A new study suggests there’s a way to predict how the structures, which are much smaller than the width of a human hair, form. Knowing this could make it possible to use them in a wide range of products—from baseball bats to body armor.
Forests of carbon nanotubes (CNTs) are held together by an adhesive force known as the van der Waals force. They’re categorized based on their rigidity or how they are aligned.
For example, if CNTs are dense and well aligned, the material tends to be more rigid and can be useful for electrical and mechanical applications. If CNTs are disorganized, they tend to be softer and have entirely different sets of properties.
“Scientists are still learning how carbon nanotube arrays form,” says Matt Maschmann, assistant professor of mechanical and aerospace engineering at the University of Missouri. “As they grow in relatively dense populations, mechanical forces combine them into vertically oriented assemblies known as forests or arrays.
“The complex structures they form help dictate the properties the CNT forests possess. We’re working to identify the mechanisms behind how those forests form, how to control their formation, and thus dictate future uses for CNTs.”
Currently, most models that examine CNT forests analyze what happens when you compress them or test their thermal or conductivity properties after they’ve formed. However, these models do not take into account the process by which that particular forest was created and struggle to capture realistic CNT forest structure.
Experiments conducted in Maschmann’s lab will help scientists understand the process and ultimately help control it, allowing engineers to create nanotube forests with desired mechanical, thermal, and electrical properties. He uses modeling to map how nanotubes grow into particular types of forests before attempting to test their resulting properties.
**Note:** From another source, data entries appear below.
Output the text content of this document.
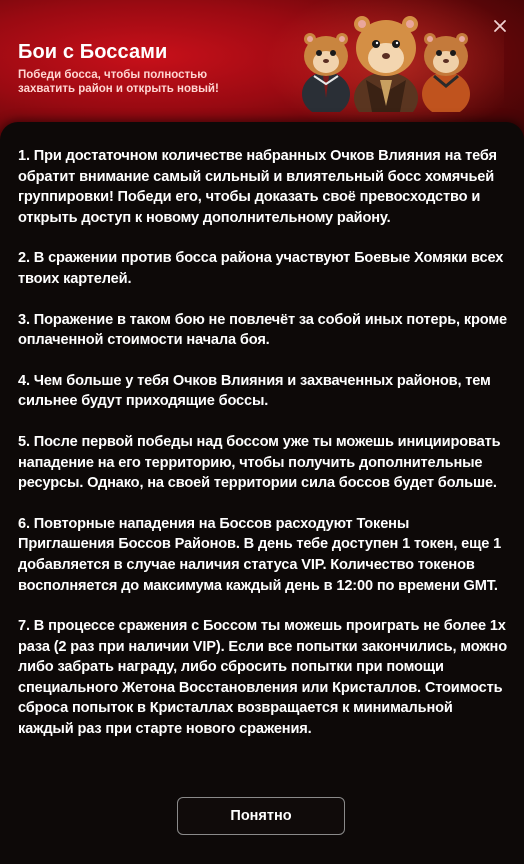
Бои с Боссами
Победи босса, чтобы полностью захватить район и открыть новый!
1. При достаточном количестве набранных Очков Влияния на тебя обратит внимание самый сильный и влиятельный босс хомячьей группировки! Победи его, чтобы доказать своё превосходство и открыть доступ к новому дополнительному району.
2. В сражении против босса района участвуют Боевые Хомяки всех твоих картелей.
3. Поражение в таком бою не повлечёт за собой иных потерь, кроме оплаченной стоимости начала боя.
4. Чем больше у тебя Очков Влияния и захваченных районов, тем сильнее будут приходящие боссы.
5. После первой победы над боссом уже ты можешь инициировать нападение на его территорию, чтобы получить дополнительные ресурсы. Однако, на своей территории сила боссов будет больше.
6. Повторные нападения на Боссов расходуют Токены Приглашения Боссов Районов. В день тебе доступен 1 токен, еще 1 добавляется в случае наличия статуса VIP. Количество токенов восполняется до максимума каждый день в 12:00 по времени GMT.
7. В процессе сражения с Боссом ты можешь проиграть не более 1х раза (2 раз при наличии VIP). Если все попытки закончились, можно либо забрать награду, либо сбросить попытки при помощи специального Жетона Восстановления или Кристаллов. Стоимость сброса попыток в Кристаллах возвращается к минимальной каждый раз при старте нового сражения.
Понятно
“The advantage of this approach is that we can map how different synthesis parameters, such as temperature and catalyst particle size, influence how nanotubes form while simultaneously testing the resulting CNT forests for how they will behave in one comprehensive simulation,” Maschmann says.
“I am very encouraged that the model successfully predicts how they are formed and their mechanical behaviors. Knowing how nanotubes are organized and behave will help engineers better integrate CNTs in practical, everyday applications.”
The study will be published in the upcoming edition of the journal Carbon.